Cute truck. Somehow that barn in the back and that truck just don't quite go together. Now if it were parked in a subdivision I could understand.


----------



## EatenByLimestone (Nov 4, 2011)

There is a thornless honeylocust.  If it has pods,  that's probably what you got.  Catalpa has pods too.

Matt


----------



## HJsimpson (Nov 4, 2011)

I have a small Catalpa in the yard and the pods are smaller but that may because the tree is small but the worms make great fishing bait. The big limb has been down a while but the part still standing didnt have thorns and neither did the other ones near by.
Didnt realize my truck had to match my barns or live in a subdivision to have a nice truck lol.


----------



## DiscoInferno (Nov 4, 2011)

That sure does look like thornless HL.  I've never had the "pleasure" of dealing with the thorny kind.


----------



## scotvl (Nov 4, 2011)

I got a half cord last week, one word............ HEAVY.


----------



## maxed_out (Nov 4, 2011)

thumbs up, good stuff.


----------



## iod0816 (Nov 4, 2011)

Def honey locust, real heavy. Splits great except for the knots and limb formations! Got about a little less than a cord in the storms this year up in MA. Tons of it locally. Dries (for me at least) faster than oak but not that fast.


----------



## bioman (Nov 4, 2011)

Looks like black locust in my part of the woods. very good wood ! honey locust here is full of thorns. flat tires forever.


----------



## scotvl (Nov 5, 2011)

iodonnell said:
			
		

> Def honey locust, real heavy. Splits great except for the knots and limb formations! Got about a little less than a cord in the storms this year up in MA. Tons of it locally. Dries (for me at least) faster than oak but not that fast.
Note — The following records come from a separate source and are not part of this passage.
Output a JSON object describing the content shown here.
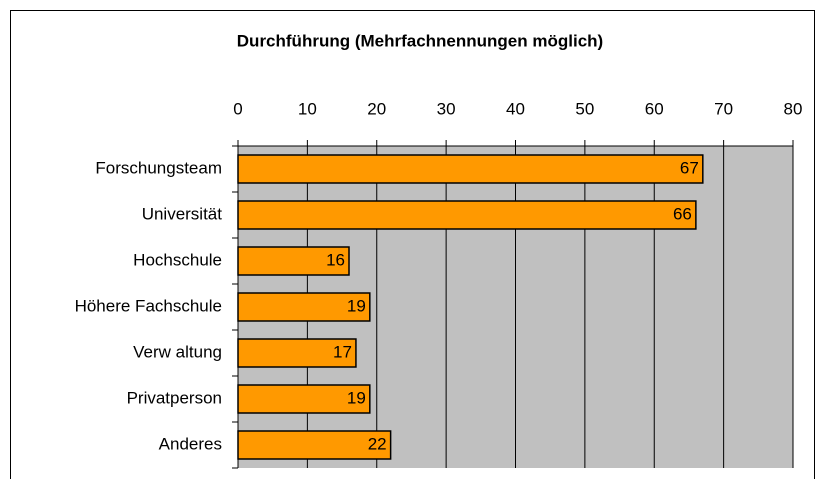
{
  "chart_data": {
    "type": "bar",
    "orientation": "horizontal",
    "title": "Durchführung (Mehrfachnennungen möglich)",
    "categories": [
      "Forschungsteam",
      "Universität",
      "Hochschule",
      "Höhere Fachschule",
      "Verw altung",
      "Privatperson",
      "Anderes"
    ],
    "values": [
      67,
      66,
      16,
      19,
      17,
      19,
      22
    ],
    "color": "#ff9900",
    "plot_background": "#c0c0c0",
    "xlim": [
      0,
      80
    ],
    "xticks": [
      0,
      10,
      20,
      30,
      40,
      50,
      60,
      70,
      80
    ],
    "grid": true
  }
}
do you think it will be ready for jan-feb 2013 if split now and how does it burn? (high heat, last over night?) thanks.


----------



## HJsimpson (Nov 5, 2011)

Yes very heavy. Mine was dead fall so when i split it, which does split nice by hand except the knotty parts was at 28% on the MM. For me it rates close to black locust in terms of heat and overnights. As for the thorns on the previous honey locust we have cut they are a nightmare. We cut 6 down one time in a cow pasture and when we went back the next day the cows rubbed all the thorns off which made it nice but they were still on the ground.


----------



## chvymn99 (Nov 5, 2011)

Yep, sure looks like Honey Locust.  Both varieties available, thorny and thornless.  I'm not sure how it will burn, just got some myself this year.  Looking forward to it for next year.


----------



## scotvl (Nov 5, 2011)

HJsimpson said:
			
		

> Yes very heavy. Mine was dead fall so when i split it, which does split nice by hand except the knotty parts was at 28% on the MM. For me it rates close to black locust in terms of heat and overnights. As for the thorns on the previous honey locust we have cut they are a nightmare. We cut 6 down one time in a cow pasture and when we went back the next day the cows rubbed all the thorns off which made it nice but they were still on the ground.
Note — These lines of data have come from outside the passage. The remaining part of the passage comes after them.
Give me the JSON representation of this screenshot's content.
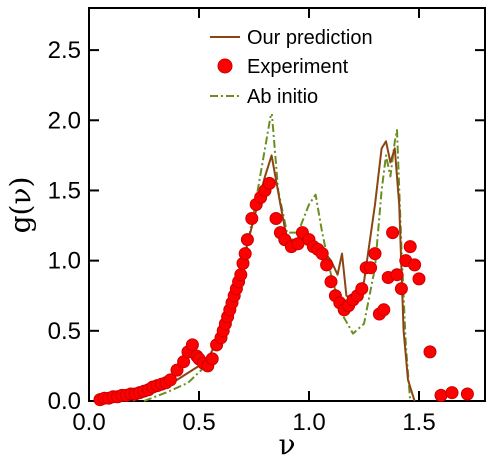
{
  "chart_data": {
    "type": "line",
    "xlabel": "ν",
    "ylabel": "g(ν)",
    "xlim": [
      0,
      1.8
    ],
    "ylim": [
      0,
      2.8
    ],
    "x_ticks": [
      0.0,
      0.5,
      1.0,
      1.5
    ],
    "x_tick_labels": [
      "0.0",
      "0.5",
      "1.0",
      "1.5"
    ],
    "y_ticks": [
      0.0,
      0.5,
      1.0,
      1.5,
      2.0,
      2.5
    ],
    "y_tick_labels": [
      "0.0",
      "0.5",
      "1.0",
      "1.5",
      "2.0",
      "2.5"
    ],
    "grid": false,
    "legend_position": "top-right",
    "series": [
      {
        "name": "Our prediction",
        "kind": "line",
        "color": "#8b4513",
        "x": [
          0.2,
          0.3,
          0.4,
          0.5,
          0.55,
          0.6,
          0.65,
          0.7,
          0.75,
          0.8,
          0.83,
          0.87,
          0.9,
          0.95,
          1.0,
          1.05,
          1.1,
          1.13,
          1.15,
          1.17,
          1.2,
          1.25,
          1.3,
          1.33,
          1.35,
          1.37,
          1.39,
          1.41,
          1.43,
          1.45,
          1.48
        ],
        "y": [
          0.0,
          0.08,
          0.15,
          0.25,
          0.33,
          0.48,
          0.7,
          1.0,
          1.3,
          1.6,
          1.75,
          1.4,
          1.15,
          1.15,
          1.15,
          1.1,
          1.0,
          0.9,
          1.05,
          0.75,
          0.72,
          0.85,
          1.4,
          1.8,
          1.85,
          1.7,
          1.8,
          1.4,
          0.5,
          0.15,
          0.0
        ]
      },
      {
        "name": "Experiment",
        "kind": "scatter",
        "color": "#ff0000",
        "x": [
          0.05,
          0.07,
          0.09,
          0.11,
          0.13,
          0.15,
          0.17,
          0.19,
          0.21,
          0.23,
          0.25,
          0.27,
          0.29,
          0.31,
          0.33,
          0.35,
          0.37,
          0.4,
          0.43,
          0.45,
          0.47,
          0.49,
          0.5,
          0.52,
          0.54,
          0.56,
          0.58,
          0.6,
          0.61,
          0.62,
          0.63,
          0.64,
          0.65,
          0.66,
          0.67,
          0.68,
          0.69,
          0.7,
          0.71,
          0.72,
          0.74,
          0.76,
          0.78,
          0.8,
          0.82,
          0.85,
          0.87,
          0.89,
          0.92,
          0.95,
          0.97,
          1.0,
          1.02,
          1.04,
          1.06,
          1.08,
          1.1,
          1.12,
          1.14,
          1.16,
          1.18,
          1.2,
          1.22,
          1.24,
          1.26,
          1.28,
          1.3,
          1.32,
          1.34,
          1.36,
          1.38,
          1.4,
          1.42,
          1.44,
          1.46,
          1.48,
          1.5,
          1.55,
          1.6,
          1.65,
          1.72
        ],
        "y": [
          0.01,
          0.02,
          0.02,
          0.03,
          0.03,
          0.04,
          0.04,
          0.05,
          0.05,
          0.06,
          0.07,
          0.08,
          0.1,
          0.11,
          0.12,
          0.13,
          0.15,
          0.22,
          0.28,
          0.35,
          0.4,
          0.32,
          0.3,
          0.27,
          0.25,
          0.3,
          0.4,
          0.45,
          0.5,
          0.55,
          0.6,
          0.65,
          0.7,
          0.75,
          0.8,
          0.85,
          0.9,
          0.98,
          1.05,
          1.15,
          1.3,
          1.4,
          1.45,
          1.5,
          1.55,
          1.3,
          1.2,
          1.15,
          1.1,
          1.12,
          1.2,
          1.15,
          1.1,
          1.08,
          1.05,
          0.97,
          0.85,
          0.75,
          0.7,
          0.65,
          0.68,
          0.72,
          0.75,
          0.8,
          0.95,
          0.95,
          1.05,
          0.62,
          0.65,
          0.88,
          1.2,
          0.9,
          0.8,
          1.0,
          1.1,
          0.97,
          0.87,
          0.35,
          0.04,
          0.06,
          0.05
        ]
      },
      {
        "name": "Ab initio",
        "kind": "line",
        "dash": "dash-dot",
        "color": "#6b8e23",
        "x": [
          0.25,
          0.35,
          0.45,
          0.55,
          0.6,
          0.65,
          0.7,
          0.75,
          0.8,
          0.83,
          0.86,
          0.9,
          0.95,
          1.0,
          1.03,
          1.06,
          1.1,
          1.15,
          1.2,
          1.25,
          1.3,
          1.33,
          1.35,
          1.37,
          1.39,
          1.4,
          1.42,
          1.44,
          1.46
        ],
        "y": [
          0.0,
          0.06,
          0.13,
          0.28,
          0.4,
          0.6,
          0.95,
          1.35,
          1.8,
          2.07,
          1.5,
          1.2,
          1.2,
          1.4,
          1.47,
          1.2,
          0.9,
          0.62,
          0.48,
          0.55,
          0.95,
          1.5,
          1.75,
          1.6,
          1.85,
          1.93,
          1.1,
          0.4,
          0.0
        ]
      }
    ]
  }
}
thanks I can get a couple more cords of it, since you've burnt it before would it be ok to have it as the majority of my next years supply. After reading the thread on black locust being hard to deal with I don't know if I should over do it with the honey locust.


----------



## Thistle (Nov 5, 2011)

There is no difference in the color,weight,hardness,strength,burning qualities or workability of thornless vs. the thorny kind which is more common 'in the wild'.
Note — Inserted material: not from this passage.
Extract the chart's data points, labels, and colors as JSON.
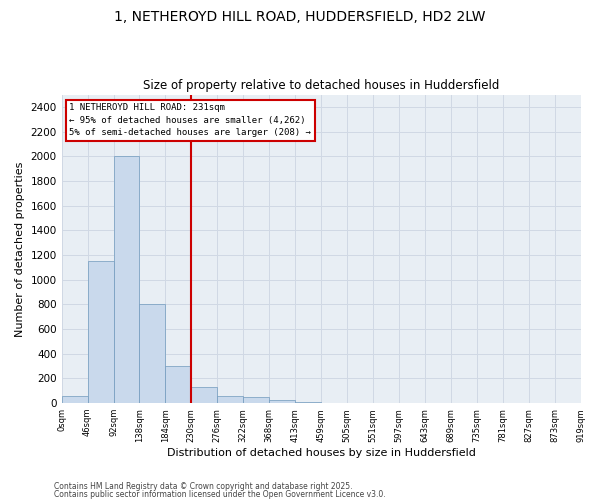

Equally primo stuff,well worth any effort you put out in harvesting.Rough on chains & sawmill blades though,almost as bad as Hickory.


----------



## krex1010 (Nov 7, 2011)

Yep there are thorny and thornless honey locust, the best way to be sure it's honey locust is go try and break off some of that flaky bark, if it seems freakishly strong you have honey locust .( oh btw you have honey locust) great stuff!


----------



## CTYank (Nov 7, 2011)

scotvl said:
			
		

> HJsimpson said:
> 
> 
> 
> ...



Yes, over-do it. Keep your chains sharp. Good to over-do it, drying it, too. You'll savor it in mid-winter.


----------



## scotvl (Nov 7, 2011)

Thanks for the info CTY, I can store 6 cords on my city property and it's full now, 1 cord fresh honeylocust mullbery mix, 1 cord ash,  1-1/2 cord sugar maple, 2 cords Norway maple and a half cord of red oak. As I use it up this winter I'll keep filling the empty spaces with honeylocust.


----------